Mitteilungen des Österreichischen Staatsarchivs 23. (1970)

OBERMANN, Karl: Unveröffentlichte Schriftstücke Metternichs vom Sommer 1845 über deutsche Angelegenheiten

Unveröffentlichte Schriftstücke Metternichs vom Sommer 1845 über deutsche Angelegenheiten Von Karl Obermann (Berlin) Im Jahre 1845 machte sich überall in Deutschland ein starker Auf­schwung der Volksbewegung gegen das in den Staaten des Deutschen Bundes herrschende feudalabsolutistische Regime bemerkbar. Auf zahl­reichen Bürgerversammlungen, auf Sängerfesten und anderen Veran­staltungen brachten die Teilnehmer ihre Forderungen zum Ausdruck. Der fortschrittliche Publizist Karl August Varnhagen von Ense bemerkte am 8. August 1845 unter Hinweis auf die Reden und Gesangsvorträge eines Sängerfestes in Würzburg: „Man kann dergleichen nicht mehr bezwin­gen, es ist in der Luft, die man einatmet“1)!
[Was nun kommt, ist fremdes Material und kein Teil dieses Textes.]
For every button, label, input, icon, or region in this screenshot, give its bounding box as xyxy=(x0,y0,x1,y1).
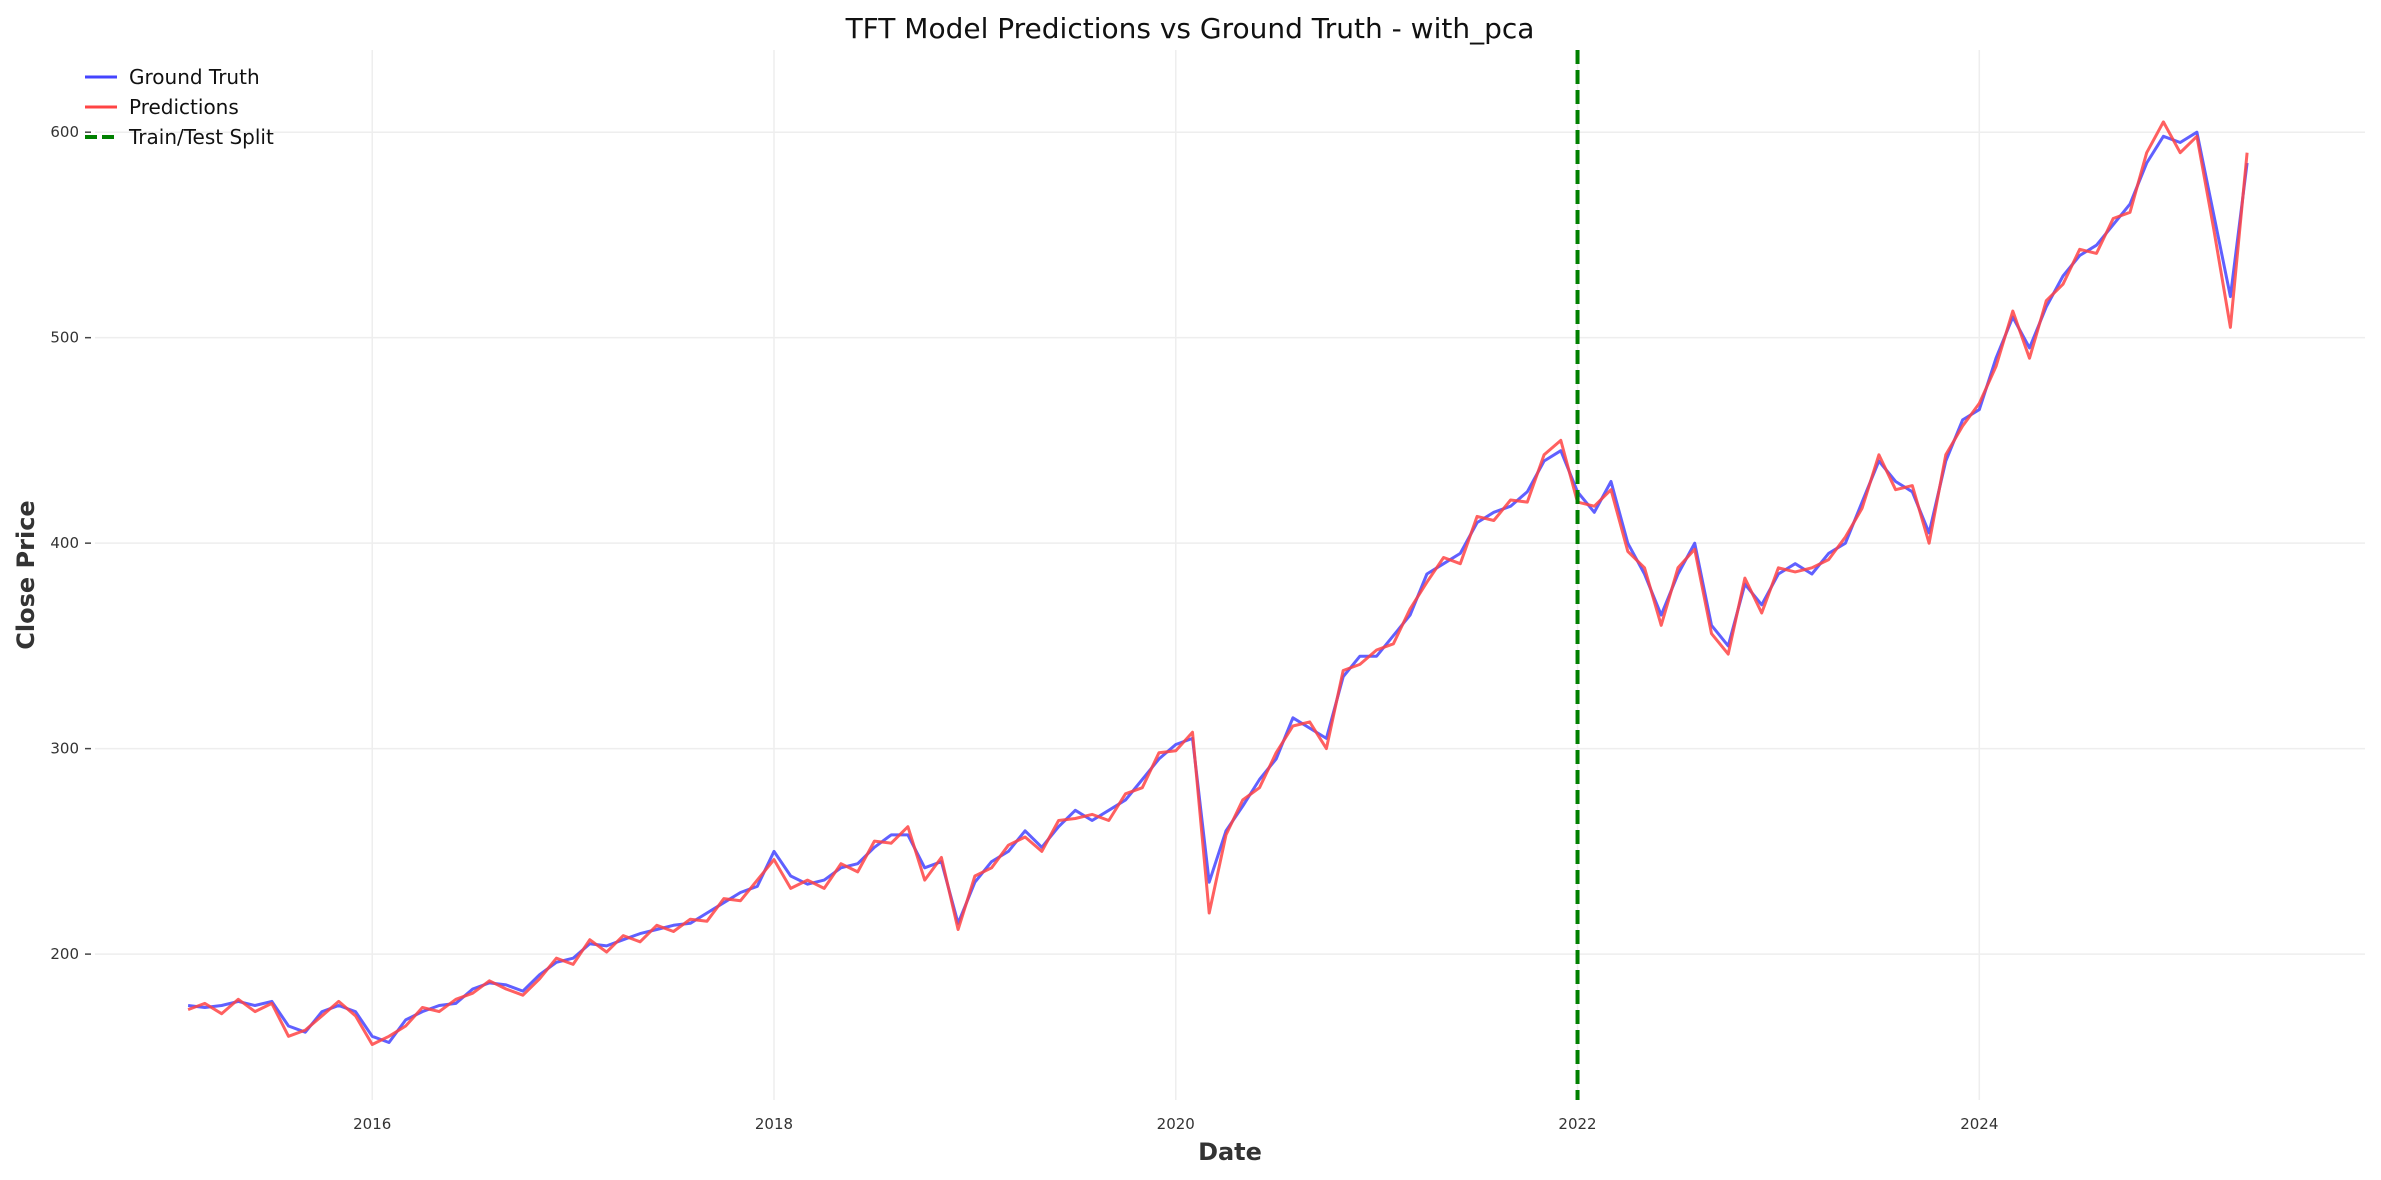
x-tick-label: 2016 xyxy=(353,1115,391,1133)
series-lines xyxy=(187,120,2249,1046)
x-tick-label: 2024 xyxy=(1960,1115,1998,1133)
predictions-line xyxy=(187,120,2249,1046)
legend-label-split: Train/Test Split xyxy=(128,125,274,149)
chart-title: TFT Model Predictions vs Ground Truth - … xyxy=(845,12,1535,45)
legend-label-ground-truth: Ground Truth xyxy=(129,65,260,89)
x-axis-label: Date xyxy=(1198,1138,1262,1166)
x-tick-label: 2020 xyxy=(1157,1115,1195,1133)
y-tick-label: 400 xyxy=(50,534,79,552)
y-tick-label: 300 xyxy=(50,740,79,758)
x-tick-label: 2022 xyxy=(1558,1115,1596,1133)
ground-truth-line xyxy=(187,130,2249,1044)
y-axis-ticks: 200 300 400 500 600 xyxy=(50,123,91,963)
y-tick-label: 500 xyxy=(50,329,79,347)
legend: Ground Truth Predictions Train/Test Spli… xyxy=(85,65,274,149)
x-tick-label: 2018 xyxy=(755,1115,793,1133)
y-axis-label: Close Price xyxy=(12,500,40,649)
gridlines xyxy=(95,50,2365,1100)
legend-label-predictions: Predictions xyxy=(129,95,239,119)
x-axis-ticks: 2016 2018 2020 2022 2024 xyxy=(353,1115,1998,1133)
y-tick-label: 200 xyxy=(50,945,79,963)
y-tick-label: 600 xyxy=(50,123,79,141)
Im Hinblick auf die Kund­gebung der Deutschkatholiken in Sachsen schrieb Varnhagen von Ense am 17. August 1845: „Die Erbitterung scheint groß, und keine solche, die schnell vorübergeht oder örtlich beschränkt bleibt“ 2). Diese Kundgebung der Deutschkatholiken in Leipzig, einer religiösen demokratischen Oppo­sitionsbewegung von politischer Bedeutung, am 12. August 1845 gegen den Erzherzog Johann brachte offen zu Tage, daß die Volksbewegung breite Massen erfaßt hatte und eine nicht mehr zu unterschätzende Kraft darstellte, von dem ernsten Willen beseelt, ihre demokratischen Forde­rungen durchzusetzen. Der Reise des Staatskanzlers Fürst Metternich nach Deutschland, sei­nem Aufenthalt auf Schloß Johannisberg bei Frankfurt a. M„ dem Zu­sammentreffen mit dem preußischen König Friedrich Wilhelm IV., kamen in dieser Situation im August 1845 große Bedeutung zu, und diese Reise fand auch in führenden politischen Kreisen große Beachtung. Varnhagen von Ense, der in Bad Kissingen weilte, notierte nach seinen Unterhal­tungen mit verschiedenen hohen Badegästen am 19. August 1845: „Große Unterredung über Deutschlands politischen Zustand, die Stellung des Fürsten Metternich dabei, dessen Ansichten und Erwartungen.“ Hier wur­de die Meinung geäußert, Metternich warte die Gelegenheit ab, „wo mit Erfolg einzugreifen sei“ 3). 1) K. A. VarnhagenvonEnse Tagebücher 3 (Leipzig 1862) 161. 2) Ebenda 180. 3) Ebenda 186.